Checklist: If called upon to serve as the trustee of a grantor trust with a Swap Power, the trustee might consider demanding that the following be included in the trust instrument:

  1. Assume that the Swap Power will be exercised at some future date and the trustee will be forced to contest that proposed substitution on the basis of equivalent value.
  2. The current law permits the trustee the discretion to reimburse the grantor for any income taxes the grantor must pay with regard to the trust’s taxable income. If that flexiblity is desired by the grantor, then that discretion to reimburse the grantor for his/her income tax liability needs to be clearly spelled out.
  3. Since the right of substitution can be released, or re-established, i.e. toggling the grantor trust status, make sure that the intent to toggle, i.e. when the Swap Power is released, how it is released, how it is re-established, is clearly outined in the trust.
  4. The trust needs to identify an established procedure with regard to certifying the equivalent value of the proposed substituted asset.
  5. If the proposed transfer is intended to take immediate effect, then then the trustee needs to be protected from claims filed by the trust beneficiaries against claims of breach of trust for not protecting trust assets or for dissipating trust assets.

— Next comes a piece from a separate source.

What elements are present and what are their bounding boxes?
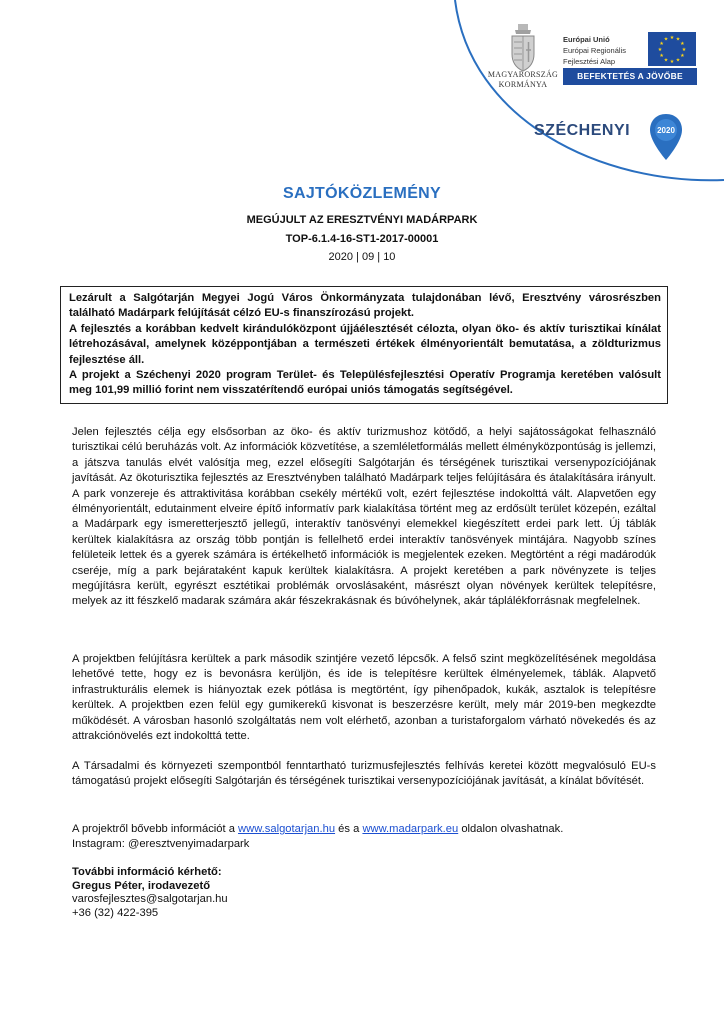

  6. While IRC 675(4)(C) does not explicitly say this, the trust should equate equivalent value with fair market value being the floor of value, so that there is at least a common standard that appraisers can follow, both as to the assets going out of the trust and the promissory note coming into the trust.

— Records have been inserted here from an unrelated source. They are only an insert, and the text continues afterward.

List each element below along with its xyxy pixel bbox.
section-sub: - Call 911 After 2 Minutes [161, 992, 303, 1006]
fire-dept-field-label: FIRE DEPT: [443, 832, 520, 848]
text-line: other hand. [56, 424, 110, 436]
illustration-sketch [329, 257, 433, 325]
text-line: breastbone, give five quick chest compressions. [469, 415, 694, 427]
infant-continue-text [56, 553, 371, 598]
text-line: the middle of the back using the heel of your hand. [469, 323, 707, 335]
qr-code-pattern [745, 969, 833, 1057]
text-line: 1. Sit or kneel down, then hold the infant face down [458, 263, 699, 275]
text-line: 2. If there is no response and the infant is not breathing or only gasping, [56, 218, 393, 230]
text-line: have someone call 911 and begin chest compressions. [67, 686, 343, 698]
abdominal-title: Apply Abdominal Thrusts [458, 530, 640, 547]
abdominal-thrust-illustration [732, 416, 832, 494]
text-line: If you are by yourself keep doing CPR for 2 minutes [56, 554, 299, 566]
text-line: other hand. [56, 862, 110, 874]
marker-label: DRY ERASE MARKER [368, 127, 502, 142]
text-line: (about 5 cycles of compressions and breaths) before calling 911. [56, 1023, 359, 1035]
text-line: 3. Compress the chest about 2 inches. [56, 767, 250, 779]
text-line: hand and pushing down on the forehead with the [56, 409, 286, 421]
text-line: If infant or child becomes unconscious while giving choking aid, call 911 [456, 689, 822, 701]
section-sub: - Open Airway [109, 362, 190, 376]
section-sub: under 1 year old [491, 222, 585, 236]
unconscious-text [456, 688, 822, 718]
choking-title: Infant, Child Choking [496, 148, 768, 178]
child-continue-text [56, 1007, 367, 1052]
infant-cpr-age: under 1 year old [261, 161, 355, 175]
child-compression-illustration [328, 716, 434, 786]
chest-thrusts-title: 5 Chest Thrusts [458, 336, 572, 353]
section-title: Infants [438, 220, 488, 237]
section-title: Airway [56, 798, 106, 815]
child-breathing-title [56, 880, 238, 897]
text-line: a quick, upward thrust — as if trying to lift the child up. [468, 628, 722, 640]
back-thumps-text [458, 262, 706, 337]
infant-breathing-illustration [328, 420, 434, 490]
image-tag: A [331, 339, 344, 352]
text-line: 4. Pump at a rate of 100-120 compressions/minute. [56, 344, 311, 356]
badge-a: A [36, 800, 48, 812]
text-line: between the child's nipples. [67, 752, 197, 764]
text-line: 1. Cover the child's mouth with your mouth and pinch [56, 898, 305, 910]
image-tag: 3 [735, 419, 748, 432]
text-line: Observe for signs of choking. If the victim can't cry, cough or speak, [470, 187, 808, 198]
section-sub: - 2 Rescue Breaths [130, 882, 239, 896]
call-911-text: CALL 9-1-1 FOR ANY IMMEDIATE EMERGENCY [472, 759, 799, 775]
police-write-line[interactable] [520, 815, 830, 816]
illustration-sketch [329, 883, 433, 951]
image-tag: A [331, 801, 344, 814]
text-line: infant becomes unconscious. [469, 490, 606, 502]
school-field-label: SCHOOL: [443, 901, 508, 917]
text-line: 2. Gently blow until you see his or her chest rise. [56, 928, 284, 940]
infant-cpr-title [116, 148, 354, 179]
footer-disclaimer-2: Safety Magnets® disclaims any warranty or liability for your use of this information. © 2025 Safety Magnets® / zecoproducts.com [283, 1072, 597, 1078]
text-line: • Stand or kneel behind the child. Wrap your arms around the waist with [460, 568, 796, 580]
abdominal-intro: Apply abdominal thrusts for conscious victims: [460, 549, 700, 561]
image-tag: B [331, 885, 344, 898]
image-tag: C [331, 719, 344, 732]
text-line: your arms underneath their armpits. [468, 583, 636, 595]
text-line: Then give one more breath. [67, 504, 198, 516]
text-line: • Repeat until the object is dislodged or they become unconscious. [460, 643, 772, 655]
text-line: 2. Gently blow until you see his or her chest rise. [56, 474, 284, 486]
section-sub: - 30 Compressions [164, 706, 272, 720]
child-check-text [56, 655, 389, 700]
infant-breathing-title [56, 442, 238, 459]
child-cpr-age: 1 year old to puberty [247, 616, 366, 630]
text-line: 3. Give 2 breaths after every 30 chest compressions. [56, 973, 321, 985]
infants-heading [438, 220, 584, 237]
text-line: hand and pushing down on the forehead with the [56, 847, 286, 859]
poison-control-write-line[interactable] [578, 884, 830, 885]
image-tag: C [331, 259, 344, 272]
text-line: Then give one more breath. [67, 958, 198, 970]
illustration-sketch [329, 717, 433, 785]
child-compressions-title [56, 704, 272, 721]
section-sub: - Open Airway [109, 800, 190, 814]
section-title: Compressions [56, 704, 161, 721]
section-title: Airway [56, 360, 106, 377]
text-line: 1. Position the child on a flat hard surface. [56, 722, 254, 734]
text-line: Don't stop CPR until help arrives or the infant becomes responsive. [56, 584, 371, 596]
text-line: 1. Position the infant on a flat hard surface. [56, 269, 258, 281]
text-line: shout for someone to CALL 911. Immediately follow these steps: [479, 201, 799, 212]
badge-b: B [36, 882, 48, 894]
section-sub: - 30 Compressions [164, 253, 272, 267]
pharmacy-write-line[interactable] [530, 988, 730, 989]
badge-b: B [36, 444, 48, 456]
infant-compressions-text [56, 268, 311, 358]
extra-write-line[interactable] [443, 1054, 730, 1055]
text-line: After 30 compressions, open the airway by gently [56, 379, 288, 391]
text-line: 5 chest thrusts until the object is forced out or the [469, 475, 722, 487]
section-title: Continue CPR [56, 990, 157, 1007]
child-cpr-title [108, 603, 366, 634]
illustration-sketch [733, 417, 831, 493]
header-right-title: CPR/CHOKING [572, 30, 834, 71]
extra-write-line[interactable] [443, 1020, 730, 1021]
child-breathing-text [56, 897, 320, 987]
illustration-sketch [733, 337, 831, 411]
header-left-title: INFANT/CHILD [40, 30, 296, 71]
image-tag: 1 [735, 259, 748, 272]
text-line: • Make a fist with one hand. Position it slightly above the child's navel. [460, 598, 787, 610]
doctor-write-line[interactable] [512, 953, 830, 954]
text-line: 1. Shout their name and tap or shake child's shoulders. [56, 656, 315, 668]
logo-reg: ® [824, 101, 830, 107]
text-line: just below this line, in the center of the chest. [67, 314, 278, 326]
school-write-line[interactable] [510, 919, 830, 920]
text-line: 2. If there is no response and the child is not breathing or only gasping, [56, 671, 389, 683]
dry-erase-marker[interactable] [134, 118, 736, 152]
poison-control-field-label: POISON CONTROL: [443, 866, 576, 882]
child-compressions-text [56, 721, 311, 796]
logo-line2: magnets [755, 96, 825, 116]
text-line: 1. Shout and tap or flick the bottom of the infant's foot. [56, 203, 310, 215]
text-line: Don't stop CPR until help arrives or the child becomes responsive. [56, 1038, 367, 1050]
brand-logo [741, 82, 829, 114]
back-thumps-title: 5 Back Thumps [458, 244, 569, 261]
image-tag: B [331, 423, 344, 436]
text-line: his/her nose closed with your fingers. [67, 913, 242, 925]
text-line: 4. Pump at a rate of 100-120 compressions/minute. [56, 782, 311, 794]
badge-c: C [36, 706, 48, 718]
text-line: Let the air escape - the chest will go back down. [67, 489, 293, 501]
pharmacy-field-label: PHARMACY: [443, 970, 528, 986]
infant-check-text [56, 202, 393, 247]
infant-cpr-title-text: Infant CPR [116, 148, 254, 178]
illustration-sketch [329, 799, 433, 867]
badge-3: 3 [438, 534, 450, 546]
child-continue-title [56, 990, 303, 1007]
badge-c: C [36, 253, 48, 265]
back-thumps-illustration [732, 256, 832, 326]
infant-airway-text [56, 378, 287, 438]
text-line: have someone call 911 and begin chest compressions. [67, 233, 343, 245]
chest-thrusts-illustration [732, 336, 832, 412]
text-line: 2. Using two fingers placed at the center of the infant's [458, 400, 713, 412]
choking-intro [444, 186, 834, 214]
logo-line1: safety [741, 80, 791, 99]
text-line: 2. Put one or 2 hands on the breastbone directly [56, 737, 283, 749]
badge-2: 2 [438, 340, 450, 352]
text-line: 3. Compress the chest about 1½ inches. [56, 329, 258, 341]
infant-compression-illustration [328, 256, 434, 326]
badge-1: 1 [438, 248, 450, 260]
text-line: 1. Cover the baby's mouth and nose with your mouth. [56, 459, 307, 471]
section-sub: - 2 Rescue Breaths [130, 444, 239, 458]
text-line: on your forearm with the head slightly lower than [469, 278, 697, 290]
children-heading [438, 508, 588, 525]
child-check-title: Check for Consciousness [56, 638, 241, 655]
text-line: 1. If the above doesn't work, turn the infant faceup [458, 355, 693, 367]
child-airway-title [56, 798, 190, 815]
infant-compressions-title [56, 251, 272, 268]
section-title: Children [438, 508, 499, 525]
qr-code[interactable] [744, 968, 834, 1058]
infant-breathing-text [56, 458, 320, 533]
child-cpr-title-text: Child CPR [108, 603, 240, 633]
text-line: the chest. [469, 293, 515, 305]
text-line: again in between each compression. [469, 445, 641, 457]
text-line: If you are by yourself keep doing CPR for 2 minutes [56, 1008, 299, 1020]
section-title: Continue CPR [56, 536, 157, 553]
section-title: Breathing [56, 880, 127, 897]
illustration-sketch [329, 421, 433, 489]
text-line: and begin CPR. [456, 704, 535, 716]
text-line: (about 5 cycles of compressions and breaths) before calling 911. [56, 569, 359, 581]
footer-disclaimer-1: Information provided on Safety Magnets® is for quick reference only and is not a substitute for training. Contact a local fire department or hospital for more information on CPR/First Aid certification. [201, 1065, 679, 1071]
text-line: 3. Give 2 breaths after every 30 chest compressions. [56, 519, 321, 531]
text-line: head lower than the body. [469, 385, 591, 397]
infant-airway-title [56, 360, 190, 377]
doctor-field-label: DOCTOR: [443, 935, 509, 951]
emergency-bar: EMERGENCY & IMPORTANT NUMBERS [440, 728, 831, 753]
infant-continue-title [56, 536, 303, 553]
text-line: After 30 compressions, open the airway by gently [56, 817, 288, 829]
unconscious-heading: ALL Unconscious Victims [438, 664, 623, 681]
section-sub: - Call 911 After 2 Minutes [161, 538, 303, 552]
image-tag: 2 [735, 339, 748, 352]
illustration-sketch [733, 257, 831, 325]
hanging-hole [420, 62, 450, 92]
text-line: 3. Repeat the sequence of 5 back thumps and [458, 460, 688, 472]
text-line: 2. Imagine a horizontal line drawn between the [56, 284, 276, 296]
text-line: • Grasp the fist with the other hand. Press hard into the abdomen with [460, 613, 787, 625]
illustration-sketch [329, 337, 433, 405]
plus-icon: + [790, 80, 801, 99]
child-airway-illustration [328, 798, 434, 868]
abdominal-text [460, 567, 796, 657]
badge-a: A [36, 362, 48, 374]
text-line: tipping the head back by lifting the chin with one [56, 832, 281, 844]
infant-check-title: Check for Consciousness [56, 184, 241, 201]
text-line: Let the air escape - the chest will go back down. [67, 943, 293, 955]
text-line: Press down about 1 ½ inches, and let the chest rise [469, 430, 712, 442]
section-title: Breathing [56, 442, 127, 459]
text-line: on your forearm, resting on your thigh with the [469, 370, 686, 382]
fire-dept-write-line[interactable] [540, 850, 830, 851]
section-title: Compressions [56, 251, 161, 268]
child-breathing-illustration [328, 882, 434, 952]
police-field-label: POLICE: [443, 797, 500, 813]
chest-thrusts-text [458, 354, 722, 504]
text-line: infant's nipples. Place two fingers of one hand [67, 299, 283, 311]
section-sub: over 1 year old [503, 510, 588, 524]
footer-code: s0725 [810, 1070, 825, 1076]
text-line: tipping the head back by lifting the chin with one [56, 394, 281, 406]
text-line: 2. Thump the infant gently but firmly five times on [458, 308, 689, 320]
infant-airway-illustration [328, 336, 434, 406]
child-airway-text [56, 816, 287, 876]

  7. The trust should be clear if an agent acting for the grantor under a durable power of attorney possesses the authority to exercise a Swap Power.
  8. The trust should expressly address if promissory notes can constitute property of equivalent value, and if so what terms will be considered necessary, e.g. collateral security, self-adjusting principal note balances as post-transfer appraisals are obtained, interest rates greater than the applicable AFR rates,  etc.
  1. Prohibit the assignment of the Swap Power, as a creditor protection mechanism, so that only the grantor individually can exercise the power.
  2. If a Swap Power results in the delay in an exchange of property interests, the trust should address when the risk of loss passes from the trustee to the holder of the Swap Power.
  3. Since Revenue Ruling 2008-22 contemplates limitations on the exercise of a Swap Power by the grantor, those limitations should be expressly included in the grantor’s retained right of substitution.
  4. The trust should build-in some delay on the transfer of the hard-to-value asset out of the trust and to the grantor, in order to enable an appraiser adequate time to appraise the property, as well at the proposed substituted property, so as to not have to take the grantor’s ‘word’ as to its value.
  5. Finally, to best protect the trustee, consider requiring a condition to the grantor’s exercise of the Swap Power by requiring a veto to its exercise by a non-adverse party who acts in a non-fiduciary capacity.

Conclusion: While grantor trusts are popular estate planning tools to shift wealth out of a taxable estate, a trustee needs to take steps to protect itself, especially if it is presented with a demand to substitute income producing assets from the trust in exchange for a promssiory note.